La section 7 du RFC contient ensuite le format détaillé. Quelques points sont à noter (mais, si vous écrivez un lecteur C-DNS, lisez bien tout le RFC, pas juste mon article !) Ainsi, toutes les clés des objets (maps) CBOR sont des entiers, jamais des chaînes de caractère, pour gagner de la place. Et ces entiers sont toujours inférieurs à 24, pour tenir sur un seul octet en CBOR (lisez le RFC 8949 si vous voulez savoir pourquoi 24). On peut aussi avoir des clés négatives, pour les extensions au format de base, et elles sont comprises entre -24 et -1.
La syntaxe complète, rédigée dans le format CDDL du RFC 8610, figure dans l'annexe A de notre RFC.

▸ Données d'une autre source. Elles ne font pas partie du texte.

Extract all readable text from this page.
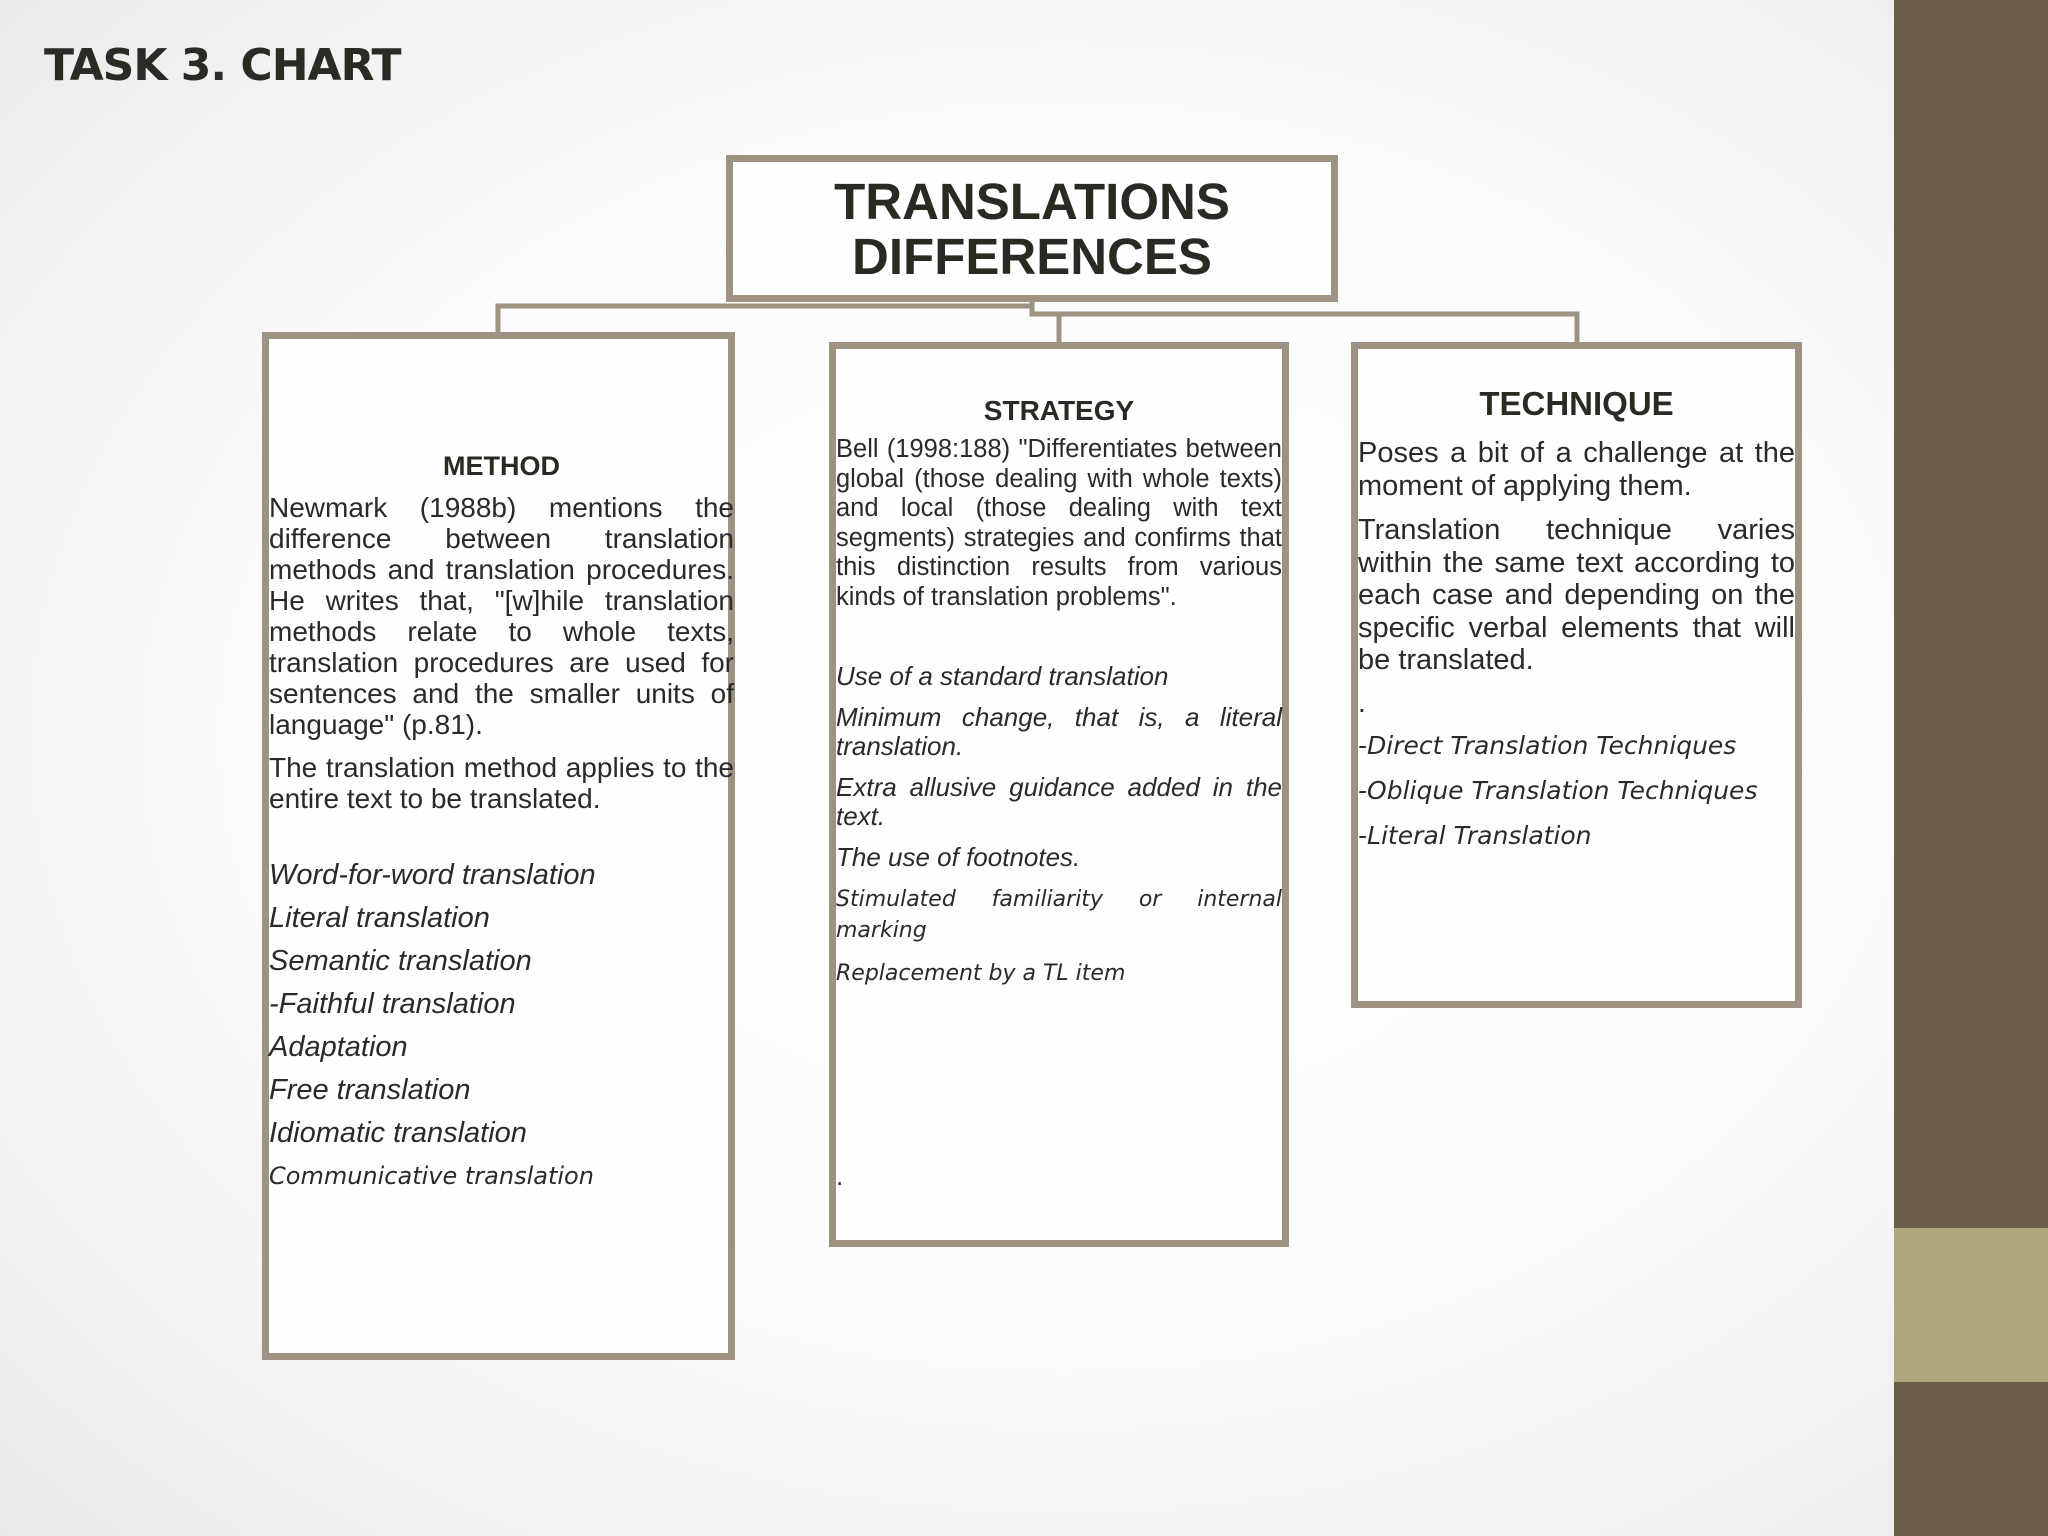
TASK 3. CHART
TRANSLATIONS
DIFFERENCES
METHOD

Newmark (1988b) mentions the difference between translation methods and translation procedures. He writes that, "[w]hile translation methods relate to whole texts, translation procedures are used for sentences and the smaller units of language" (p.81).

The translation method applies to the entire text to be translated.

Word-for-word translation

Literal translation

Semantic translation

-Faithful translation

Adaptation

Free translation

Idiomatic translation

Communicative translation

STRATEGY

Bell (1998:188) "Differentiates between global (those dealing with whole texts) and local (those dealing with text segments) strategies and confirms that this distinction results from various kinds of translation problems".

Use of a standard translation

Minimum change, that is, a literal translation.

Extra allusive guidance added in the text.

The use of footnotes.

Stimulated familiarity or internal marking

Replacement by a TL item

.
TECHNIQUE

Poses a bit of a challenge at the moment of applying them.

Translation technique varies within the same text according to each case and depending on the specific verbal elements that will be translated.

.

-Direct Translation Techniques

-Oblique Translation Techniques

-Literal Translation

On peut reconstruire un fichier pcap à partir de C-DNS. Une des difficultés est qu'on n'a pas forcément toutes les informations, et il va donc falloir être créatif (section 9). Une autre raison fait qu'on ne pourra pas reconstruire au bit près le fichier pcap qui aurait été capturé par un outil comme tcpdump : les noms de domaines dans les messages DNS étaient peut-être comprimés (RFC 1035, section 4.1.4) et C-DNS n'a pas gardé d'information sur cette compression. (Voir l'annexe B pour une discussion détaillée sur la compression.) Pareil pour les informations de couche 3 : C-DNS ne mémorise pas si le paquet UDP était fragmenté, s'il était dans un ou plusieurs segments TCP, s'il y avait des messages ICMP liés au trafic DNS, etc.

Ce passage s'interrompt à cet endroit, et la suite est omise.